SAP Cryptographie in the Iot


Cyptography – Security in IoT is not an option


The world of IoT is new and carries extreme traits of experimentation, anarchy and the promise of a lot of money. Companies see the money that can be earned with this amount of data, and hackers see it too. The example of the Jeep hack at Blackhat 2015, where an American researcher hacked a jeep at full speed as a hack, showed the consequences. The (admittedly very academic) gap the researcher uncovered had arisen due to design negligence. You could switch from the Bluetooth network of the car radio to the CAN bus network. The promised separation of control network and entertainment network had not been implemented for cost reasons. The image damage of a jeep blocking at full speed was certainly many times higher than the cost of profound network planning and encryption.

Big Data and Jurisdiction This also applies to the Big Data projects of SAP, to which HANA IoT naturally belongs. Wherever large amounts of data are collected and aggregated, on the one hand desires arise, on the other hand there are also large legal problem areas. What is the protection of personal data in Germany is the panic of losing credit card data in the USA. Because in the US, this can only be really expensive for affected companies.

Cryptography – Key to the Internet of Things

Security and encryptopn in SAP Leonardo and the industrial Internet of Things

Primarily, the topics of the Internet of Things (IoT) security are first of all technical, about cryptography, assemblies and manufacturing technology. But at the latest, when this data is collected centrally, when all of this data becomes a vast ocean of data in a company's server farms, the source of the information becomes part of enterprise security. With the new SAP Leonardo architecture, the ERP software makes it possible to use huge amounts of data from the "Internet of Things" for corporate IT. SAP Leonardo integrates millions of Internet-based sensors and brings this information directly to the customer's own SAP system.

Classic SAP Attack Vectors

As you can see from the basic architecture of an SAP IoT landscape, the superficial attack vectors are the areas that are also classically known: wireless networks, public networks, accessible hardware, and the data in the HANA database.

A prominent example from the recent past can clarify this: Google has bought NEST, a manufacturer of fire detectors. This is actually a triviality, if not a peculiarity. The fire detectors are additionally equipped with infrared sensors that can register movement and people. And they can not only communicate with each other via WiFi, but also with a central server. For example with a central fire protection service. If this data goes over the wire, may still be transported unencrypted over WiFi routes, then the company that collects this data has a legal problem. And if this data is massively collected in a central location, such as an SAP HANA IoT, then the accumulation alone creates a new problem topic. On the one hand, such a collection is not permitted in European jurisdiction. On the other hand, the handling of personal data (in the EU) is punishable because the data are handled negligently if they are not adequately anonymised and secured.

A simple problem of an IoT device escalates

For example, the technical problem of a sensor at the end of the digital value chain becomes a veritable legal problem, because no one has considered technical and formal safety at any point.

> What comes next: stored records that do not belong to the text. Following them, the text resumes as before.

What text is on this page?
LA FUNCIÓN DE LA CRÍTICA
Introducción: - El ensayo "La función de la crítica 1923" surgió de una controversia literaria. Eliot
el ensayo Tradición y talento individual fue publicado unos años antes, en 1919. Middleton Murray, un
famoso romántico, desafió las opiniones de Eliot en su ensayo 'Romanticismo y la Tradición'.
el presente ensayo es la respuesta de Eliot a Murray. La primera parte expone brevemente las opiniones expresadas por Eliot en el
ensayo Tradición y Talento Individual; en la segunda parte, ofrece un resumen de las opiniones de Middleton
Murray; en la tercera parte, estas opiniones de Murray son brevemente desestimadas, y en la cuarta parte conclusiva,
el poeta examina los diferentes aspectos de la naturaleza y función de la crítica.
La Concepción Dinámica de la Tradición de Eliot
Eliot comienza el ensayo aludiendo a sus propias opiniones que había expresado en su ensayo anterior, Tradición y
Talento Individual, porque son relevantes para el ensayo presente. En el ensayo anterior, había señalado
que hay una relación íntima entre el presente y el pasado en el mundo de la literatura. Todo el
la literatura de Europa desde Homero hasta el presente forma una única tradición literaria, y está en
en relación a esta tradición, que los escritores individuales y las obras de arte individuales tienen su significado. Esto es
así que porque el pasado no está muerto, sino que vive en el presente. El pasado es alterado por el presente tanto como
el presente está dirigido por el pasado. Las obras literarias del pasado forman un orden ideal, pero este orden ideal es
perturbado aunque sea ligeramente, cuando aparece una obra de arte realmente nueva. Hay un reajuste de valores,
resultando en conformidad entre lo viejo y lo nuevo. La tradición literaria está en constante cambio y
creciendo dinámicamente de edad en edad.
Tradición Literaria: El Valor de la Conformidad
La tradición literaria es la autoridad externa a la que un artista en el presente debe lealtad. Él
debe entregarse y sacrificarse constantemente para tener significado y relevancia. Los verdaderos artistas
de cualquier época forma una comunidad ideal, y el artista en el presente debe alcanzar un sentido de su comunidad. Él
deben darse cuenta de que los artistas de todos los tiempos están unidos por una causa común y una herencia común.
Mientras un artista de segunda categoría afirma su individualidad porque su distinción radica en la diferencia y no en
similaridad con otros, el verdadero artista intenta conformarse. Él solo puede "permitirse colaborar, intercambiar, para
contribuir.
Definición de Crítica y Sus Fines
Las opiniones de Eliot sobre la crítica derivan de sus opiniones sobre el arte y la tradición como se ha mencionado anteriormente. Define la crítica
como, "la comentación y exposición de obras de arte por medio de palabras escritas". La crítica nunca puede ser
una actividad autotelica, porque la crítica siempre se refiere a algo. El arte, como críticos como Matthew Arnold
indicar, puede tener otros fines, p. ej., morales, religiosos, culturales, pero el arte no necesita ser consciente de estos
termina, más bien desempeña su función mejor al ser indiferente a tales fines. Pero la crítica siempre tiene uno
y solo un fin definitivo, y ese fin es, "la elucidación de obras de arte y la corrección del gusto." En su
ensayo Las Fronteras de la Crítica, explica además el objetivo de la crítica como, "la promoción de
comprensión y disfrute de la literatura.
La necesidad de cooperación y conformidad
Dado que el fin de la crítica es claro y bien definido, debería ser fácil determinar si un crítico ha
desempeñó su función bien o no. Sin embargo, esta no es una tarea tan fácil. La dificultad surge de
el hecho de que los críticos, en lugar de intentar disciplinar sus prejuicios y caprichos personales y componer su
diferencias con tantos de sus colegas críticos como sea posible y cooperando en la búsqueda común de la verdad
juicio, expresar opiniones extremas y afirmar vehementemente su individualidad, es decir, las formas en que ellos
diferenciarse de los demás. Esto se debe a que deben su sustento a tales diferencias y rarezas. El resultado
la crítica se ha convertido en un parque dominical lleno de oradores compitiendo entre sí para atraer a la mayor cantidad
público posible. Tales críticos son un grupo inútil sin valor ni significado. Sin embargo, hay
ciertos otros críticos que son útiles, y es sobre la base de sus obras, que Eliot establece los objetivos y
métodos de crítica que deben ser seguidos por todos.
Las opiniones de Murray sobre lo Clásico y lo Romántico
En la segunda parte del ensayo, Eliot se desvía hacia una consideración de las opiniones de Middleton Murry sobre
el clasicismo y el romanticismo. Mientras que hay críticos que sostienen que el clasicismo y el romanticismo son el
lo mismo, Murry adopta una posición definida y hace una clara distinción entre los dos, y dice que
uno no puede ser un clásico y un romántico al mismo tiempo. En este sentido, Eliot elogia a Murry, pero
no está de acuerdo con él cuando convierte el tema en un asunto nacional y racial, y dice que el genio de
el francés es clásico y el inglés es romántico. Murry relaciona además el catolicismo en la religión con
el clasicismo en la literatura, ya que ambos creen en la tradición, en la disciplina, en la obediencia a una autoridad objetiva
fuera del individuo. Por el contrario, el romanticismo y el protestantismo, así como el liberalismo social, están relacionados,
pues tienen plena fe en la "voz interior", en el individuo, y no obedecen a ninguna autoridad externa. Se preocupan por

Security Risk of Big Data in SAP Leonardo and IoT

If this ocean of data, this "data lake" ends as a precursor, for example, in a big data SAP HANA architecture, then that too is a problem of the SAP area. Therefore, the following technical and organizational remarks should also be seen as subproblems of an SAP security scenario. Without a level of security already implemented in the basics protects (as in the case of the hacked Chrysler Jeep) the careless handling of these topics for an expensive late awakening.

Key to secure communication

The key to secure communication is cryptography, which is the foundation of any IoT architecture , including the encryption of hardware, programs, and communications, as well as data

Cryptography and Peer Review

Let's discuss a planned architecture together, how cryptography can be applied on all levels. But even if your company has a corresponding group, a so-called external "peer review" is essential, in which one group describes encryption and the other group tries to break it. Encryption is effectively sharpened in this interactive circle.